Finalmente, a notável expansão da participação política das mulheres tem significados variados. Se a representação parlamentar feminina (restrita a uma elite) é insuficiente para produzir mudanças nas atitudes e valores, os avanços na educação e no trabalho, a força dos movimentos feministas e os sistemas de quotas têm sido cruciais. Ainda assim, o seu alcance é limitado pela distribuição desigual do trabalho não remunerado e pela discriminação e violência contra as mulheres na política. Por isso, o apoio aos movimentos feministas e a medidas de educação cívica e de prevenção da violência é necessário para provocar a mudança.

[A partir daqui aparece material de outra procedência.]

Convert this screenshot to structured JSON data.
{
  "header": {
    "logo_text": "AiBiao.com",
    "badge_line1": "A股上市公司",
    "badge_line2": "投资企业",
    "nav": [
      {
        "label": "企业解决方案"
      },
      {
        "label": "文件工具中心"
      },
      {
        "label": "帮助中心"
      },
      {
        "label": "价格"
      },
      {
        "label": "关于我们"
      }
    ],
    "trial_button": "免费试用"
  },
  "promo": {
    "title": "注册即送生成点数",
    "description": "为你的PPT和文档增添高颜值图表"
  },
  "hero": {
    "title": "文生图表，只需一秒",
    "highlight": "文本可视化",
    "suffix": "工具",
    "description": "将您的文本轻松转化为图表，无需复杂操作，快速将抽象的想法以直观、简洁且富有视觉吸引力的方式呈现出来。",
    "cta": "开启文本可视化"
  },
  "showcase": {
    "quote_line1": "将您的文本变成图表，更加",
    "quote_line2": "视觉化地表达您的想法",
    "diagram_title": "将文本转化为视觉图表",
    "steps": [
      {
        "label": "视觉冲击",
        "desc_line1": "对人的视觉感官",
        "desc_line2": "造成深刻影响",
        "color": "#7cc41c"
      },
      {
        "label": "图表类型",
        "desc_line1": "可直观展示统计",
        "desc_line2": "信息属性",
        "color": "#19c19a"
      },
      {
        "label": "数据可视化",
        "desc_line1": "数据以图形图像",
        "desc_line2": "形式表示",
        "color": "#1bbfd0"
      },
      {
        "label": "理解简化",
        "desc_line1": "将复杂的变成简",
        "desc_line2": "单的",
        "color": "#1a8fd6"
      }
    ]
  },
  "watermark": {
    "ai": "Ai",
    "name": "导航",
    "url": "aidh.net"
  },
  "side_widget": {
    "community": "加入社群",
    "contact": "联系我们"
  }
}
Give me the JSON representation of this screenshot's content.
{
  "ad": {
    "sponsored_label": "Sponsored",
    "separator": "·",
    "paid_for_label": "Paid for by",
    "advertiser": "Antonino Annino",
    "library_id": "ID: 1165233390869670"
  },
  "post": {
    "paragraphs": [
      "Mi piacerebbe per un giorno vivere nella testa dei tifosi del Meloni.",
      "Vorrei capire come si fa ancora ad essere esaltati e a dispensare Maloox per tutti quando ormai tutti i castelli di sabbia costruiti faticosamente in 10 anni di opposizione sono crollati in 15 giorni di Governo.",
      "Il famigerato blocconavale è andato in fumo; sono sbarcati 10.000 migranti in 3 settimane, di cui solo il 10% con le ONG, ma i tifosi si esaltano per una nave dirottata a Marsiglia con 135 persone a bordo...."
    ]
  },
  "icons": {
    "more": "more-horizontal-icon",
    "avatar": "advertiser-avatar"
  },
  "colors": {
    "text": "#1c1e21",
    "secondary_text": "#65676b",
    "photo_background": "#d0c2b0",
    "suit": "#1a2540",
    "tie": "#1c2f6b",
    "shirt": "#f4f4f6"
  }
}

Em conclusão, o estudo de Harper et al. pode servir de ponto de partida para uma análise empírica mais profunda sobre os valores e as atitudes de género nas sociedades e a sua relação com as múltiplas frentes do combate às desigualdades de género. Face ao interesse crescente pelas normas de género na academia e no setor do desenvolvimento, têm surgido novas propostas de conceptualização e medição, destacando-se o Índice de Normas Sociais de Género (UNDP, 2020). Ainda assim, a cobertura limitada dos indicadores existentes coloca obstáculos a uma análise comparada das discriminações de género à escala global.

 

Referências bibliográficas

Harper, C.; Marcus, R.; George, R.; D’Angelo, S.; e Samman, E. (2020), Gender, power and progress: How norms change, London, ALIGN/ODI.

UNDP (2020), Tackling Social Norms: A game changer for gender inequalities, New York, Human Development Reports.